O: Spontaneously, or was there a cue for that?
SG: Spontaneously, and what was sort of amazing was that it always happened at the exact same spot in the play. It was almost like I had written, "And then the audience riots."
O: Was this reviewed?
SG: It was reviewed, and it was a big sensation. There was a lot of argument about whether this was an ethical thing to do. I mean, it was an illusion—the doors were not chained, or the chains on the door were breakaway chains, and if the audience had hit the door, it would have opened easily. But they believed that this was really happening. It ended up being produced in Chicago, too.
O: With Organic?
SG: It was before Organic. One of the critics from the Chicago papers said, "This is the most exciting piece of theater I've ever seen, and it should be closed immediately."
O: They still talk about your Peter Pan production in Madison. Were you arrested for that?
SG: I was. My wife and I were both arrested on obscenity charges.
O: Nude and psychedelic was the idea.
SG: Yeah, and also political. It was 1968, and it was really done as a response to the Democratic Convention that had just happened in Chicago, where the police had rioted and beaten up protesters. And we did a production of Peter Pan where, without changing a line of James Barrie's dialogue, we turned it into kind of a political cartoon about that situation. Peter Pan and the Lost Boys became the hippies and yippies, and when they flew off to Neverland they did it by dropping acid. That was the pixie dust, and the thing that got them there was a psychedelic light show projected on naked women dancers to the strains of "In-A-Gadda-Da-Vida." That got us arrested.
O: You got off on the charges?
SG: We did, because our defense attorneys discovered that the guy who brought charges against us was a convicted child molester.
O: I have a question written down here that says, "How do you differentiate between a good shock and one that might turn your audience against you?" Apropos of The Game Show, I'm not sure that's even a relevant question, but is that a concern for you? Keeping the audience on your side?

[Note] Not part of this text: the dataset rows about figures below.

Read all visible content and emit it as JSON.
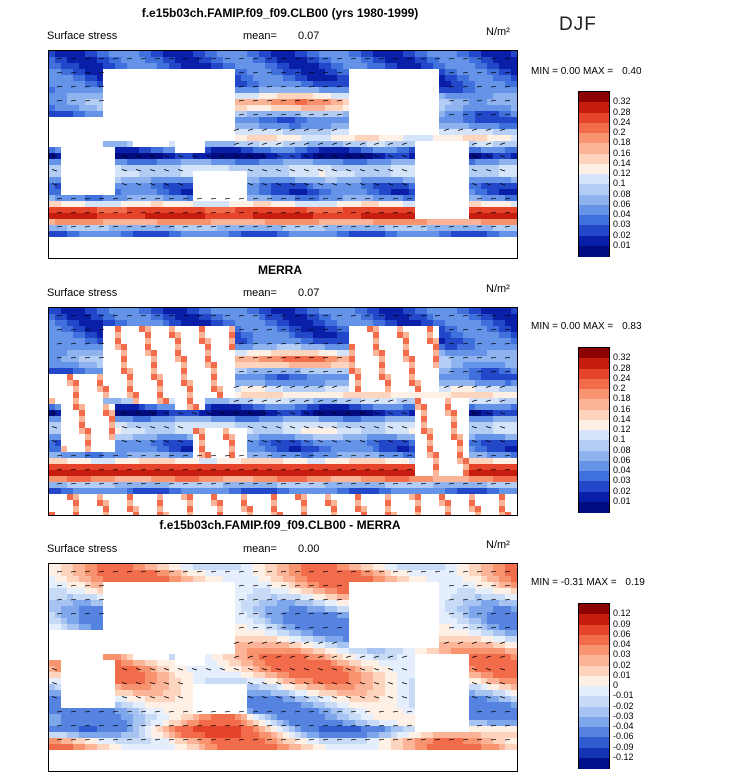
{
  "season": "DJF",
  "chart_data": [
    {
      "type": "heatmap",
      "title": "f.e15b03ch.FAMIP.f09_f09.CLB00 (yrs 1980-1999)",
      "field_label": "Surface stress",
      "mean_label": "mean=",
      "mean_value": "0.07",
      "unit": "N/m²",
      "min_label": "MIN =",
      "min_value": "0.00",
      "max_label": "MAX =",
      "max_value": "0.40",
      "colorbar_levels": [
        "0.32",
        "0.28",
        "0.24",
        "0.2",
        "0.18",
        "0.16",
        "0.14",
        "0.12",
        "0.1",
        "0.08",
        "0.06",
        "0.04",
        "0.03",
        "0.02",
        "0.01"
      ],
      "colorbar_colors": [
        "#8b0000",
        "#c71d10",
        "#e5442a",
        "#f26b4a",
        "#f7936f",
        "#fbb497",
        "#fdd5bf",
        "#fff0e6",
        "#d6e4fa",
        "#b3cdf5",
        "#8eb3ef",
        "#6493e8",
        "#3f70dc",
        "#2347c9",
        "#0a1fa8",
        "#000c80"
      ],
      "colormap": "sequential"
    },
    {
      "type": "heatmap",
      "title": "MERRA",
      "field_label": "Surface stress",
      "mean_label": "mean=",
      "mean_value": "0.07",
      "unit": "N/m²",
      "min_label": "MIN =",
      "min_value": "0.00",
      "max_label": "MAX =",
      "max_value": "0.83",
      "colorbar_levels": [
        "0.32",
        "0.28",
        "0.24",
        "0.2",
        "0.18",
        "0.16",
        "0.14",
        "0.12",
        "0.1",
        "0.08",
        "0.06",
        "0.04",
        "0.03",
        "0.02",
        "0.01"
      ],
      "colorbar_colors": [
        "#8b0000",
        "#c71d10",
        "#e5442a",
        "#f26b4a",
        "#f7936f",
        "#fbb497",
        "#fdd5bf",
        "#fff0e6",
        "#d6e4fa",
        "#b3cdf5",
        "#8eb3ef",
        "#6493e8",
        "#3f70dc",
        "#2347c9",
        "#0a1fa8",
        "#000c80"
      ],
      "colormap": "sequential"
    },
    {
      "type": "heatmap",
      "title": "f.e15b03ch.FAMIP.f09_f09.CLB00 - MERRA",
      "field_label": "Surface stress",
      "mean_label": "mean=",
      "mean_value": "0.00",
      "unit": "N/m²",
      "min_label": "MIN =",
      "min_value": "-0.31",
      "max_label": "MAX =",
      "max_value": "0.19",
      "colorbar_levels": [
        "0.12",
        "0.09",
        "0.06",
        "0.04",
        "0.03",
        "0.02",
        "0.01",
        "0",
        "-0.01",
        "-0.02",
        "-0.03",
        "-0.04",
        "-0.06",
        "-0.09",
        "-0.12"
      ],
      "colorbar_colors": [
        "#8b0000",
        "#c71d10",
        "#e5442a",
        "#f26b4a",
        "#f7936f",
        "#fbb497",
        "#fdd5bf",
        "#fff0e6",
        "#e4eefc",
        "#c7dbf7",
        "#a6c3f1",
        "#7ea6ea",
        "#5683e0",
        "#2f5ccf",
        "#1534b4",
        "#00108c"
      ],
      "colormap": "diverging"
    }
  ]
}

SG: I really don't think of it in those terms, exactly. My feeling is that I'm always looking for ways to get under people's skin, to throw something at them that they're not prepared for, to surprise them and to go someplace where they don't think you're going to go. Sometimes people hate it, and some people really enjoy it. I'm one of those people who enjoy it. I'm tired of movies where I know everything that's going to happen in the first five minutes.